The bigger shift: diagnosis before damage
One thing rarely mentioned in mainstream Alzheimer’s coverage is that all of these treatments — drugs, DBS, gamma entrainment, molecular therapies — work far better the earlier you intervene. And the diagnostic picture has changed dramatically. 🧬
The FDA cleared the first blood test for diagnosing Alzheimer’s disease in May 2025, and the National Institute on Aging together with the Alzheimer’s Association released revised diagnostic criteria in 2024, formally defining the disease by its biology rather than its clinical symptoms. In practical terms: you no longer need a PET scan or a painful lumbar puncture to establish that Alzheimer’s pathology is present in the brain. A blood draw can do it.

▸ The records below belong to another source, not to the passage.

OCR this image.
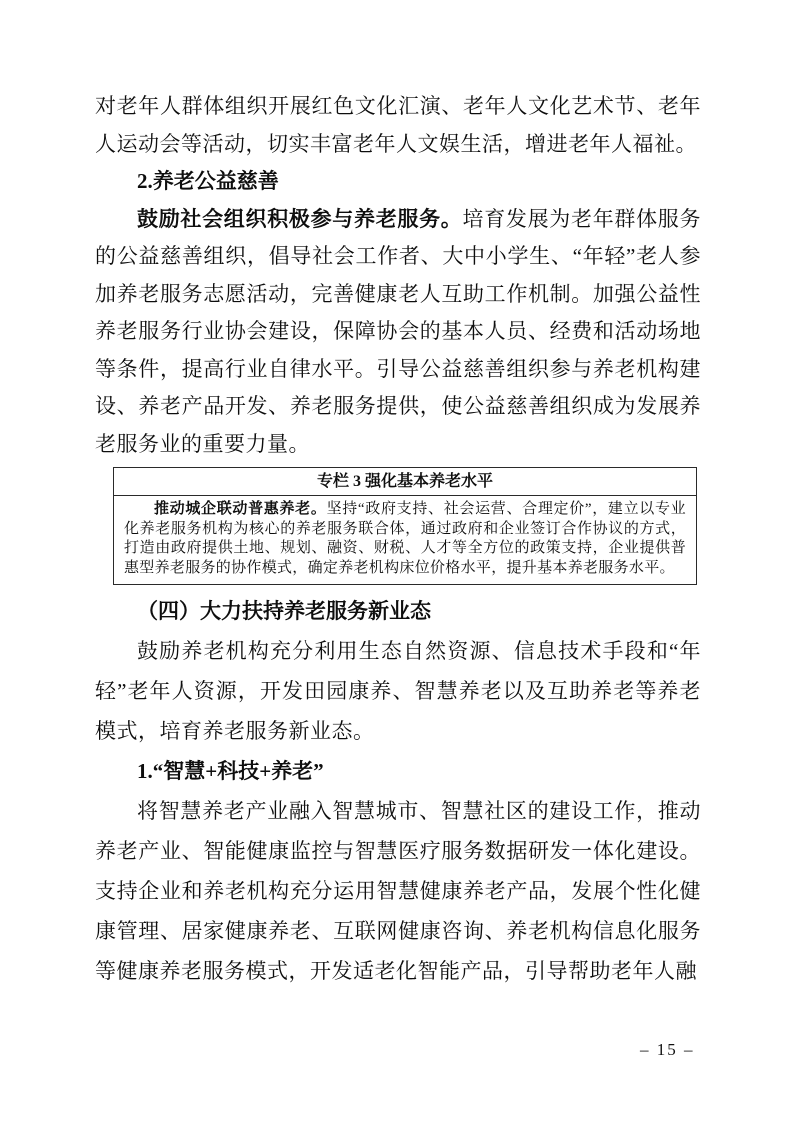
对老年人群体组织开展红色文化汇演、老年人文化艺术节、老年人运动会等活动，切实丰富老年人文娱生活，增进老年人福祉。

2.养老公益慈善

鼓励社会组织积极参与养老服务。培育发展为老年群体服务的公益慈善组织，倡导社会工作者、大中小学生、“年轻”老人参加养老服务志愿活动，完善健康老人互助工作机制。加强公益性养老服务行业协会建设，保障协会的基本人员、经费和活动场地等条件，提高行业自律水平。引导公益慈善组织参与养老机构建设、养老产品开发、养老服务提供，使公益慈善组织成为发展养老服务业的重要力量。

专栏 3 强化基本养老水平
推动城企联动普惠养老。坚持“政府支持、社会运营、合理定价”，建立以专业化养老服务机构为核心的养老服务联合体，通过政府和企业签订合作协议的方式，打造由政府提供土地、规划、融资、财税、人才等全方位的政策支持，企业提供普惠型养老服务的协作模式，确定养老机构床位价格水平，提升基本养老服务水平。
（四）大力扶持养老服务新业态

鼓励养老机构充分利用生态自然资源、信息技术手段和“年轻”老年人资源，开发田园康养、智慧养老以及互助养老等养老模式，培育养老服务新业态。

1.“智慧+科技+养老”

将智慧养老产业融入智慧城市、智慧社区的建设工作，推动养老产业、智能健康监控与智慧医疗服务数据研发一体化建设。支持企业和养老机构充分运用智慧健康养老产品，发展个性化健康管理、居家健康养老、互联网健康咨询、养老机构信息化服务等健康养老服务模式，开发适老化智能产品，引导帮助老年人融

– 15 –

This matters enormously for neurotech. Brain stimulation approaches like DBS and GENUS need neurons to work with. Anti-amyloid drugs need plaques that haven’t yet killed the circuitry downstream. The Lancet Commission’s 2024 updated report outlined 14 modifiable risk factors — including hearing loss, high LDL cholesterol, physical inactivity, and social isolation — that together could theoretically reduce global dementia cases by up to 45% if addressed systematically. The best neurotech in the world won’t save a brain that waited too long.
The opportunity, right now, is combining these tools: catch the disease early with a blood test, slow the amyloid cascade with lecanemab or donanemab, restore oscillatory function with non-invasive gamma entrainment, and use DBS or targeted molecular therapies in patients where the disease has already progressed further. As of early 2026, nearly 200 clinical trials are underway assessing more than 150 novel drugs, with an increasingly diverse range of biological targets well beyond amyloid.
We’ve covered the broader neurotech acceleration in 6 Signals That Neurotech Is Reaching a Tipping Point, and the Alzheimer’s story is one of the most vivid illustrations: investment, regulatory momentum, biological insight, and device innovation all moving in the same direction at the same time.
The honest question now isn’t whether the field is making progress. It clearly is. The question is whether the pace of clinical translation — notoriously slow, notoriously expensive — can keep up with the 55 million people worldwide currently living with dementia. What do you think needs to happen to close that gap?